Validity and Reliability of Mixed Methodology Research
Efforts to maximize the validity and reliability of research are standard practice in all paradigms. Validity assumes that what is being studied is in fact being studied. Reliability refers to the idea of repeatability or replicability. Would the study, if conducted again, yield similar results? Mixed methodology researchers need to maximize validity and reliability by using established methods to enhance validity and reliability in both qualitative and quantitative research. The exact methods used will vary depending on the research design. With the qualitative data, the methods may include triangulation, member or peer checks, and rich, detailed descriptions and salient quotes regarding the data. With the quantitative data, the researcher may discuss the previously established validity and reliability of the instruments used and identify threats to internal validity.

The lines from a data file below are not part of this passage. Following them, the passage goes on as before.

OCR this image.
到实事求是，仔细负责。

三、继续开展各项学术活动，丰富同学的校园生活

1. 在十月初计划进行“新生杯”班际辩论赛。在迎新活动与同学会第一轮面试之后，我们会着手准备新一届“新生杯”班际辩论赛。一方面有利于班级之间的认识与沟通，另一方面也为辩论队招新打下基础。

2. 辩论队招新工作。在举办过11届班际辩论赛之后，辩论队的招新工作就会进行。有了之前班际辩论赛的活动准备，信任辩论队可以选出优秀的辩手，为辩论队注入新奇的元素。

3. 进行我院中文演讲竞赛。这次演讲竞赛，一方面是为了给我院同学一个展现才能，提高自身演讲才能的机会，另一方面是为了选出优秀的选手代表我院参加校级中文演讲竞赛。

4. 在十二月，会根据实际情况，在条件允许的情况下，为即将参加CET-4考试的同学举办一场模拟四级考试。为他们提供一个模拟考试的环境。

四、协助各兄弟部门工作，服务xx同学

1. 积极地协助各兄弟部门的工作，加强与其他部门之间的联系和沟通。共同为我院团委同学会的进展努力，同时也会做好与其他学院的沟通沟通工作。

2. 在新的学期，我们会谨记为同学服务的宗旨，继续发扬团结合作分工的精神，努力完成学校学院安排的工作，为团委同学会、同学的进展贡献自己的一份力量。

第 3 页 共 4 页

Mixed methodologists believe there are encouraging signs that this methodology is beginning to develop into a legitimate paradigm. For example, a journal has emerged recently that publishes only studies that use mixed methodology designs. Also, basic research textbooks are starting to include sections on mixed methodology. Mixed methodologists believe that this third paradigm will increase the ability of researchers to draw from the strengths of quantitative and qualitative methodologies without having to sacrifice the strengths of one methodology for the weaknesses of the other. The future of mixed methodology will be fueled by the advantages discovered through the more comprehensive picture created by combining qualitative and quantitative techniques.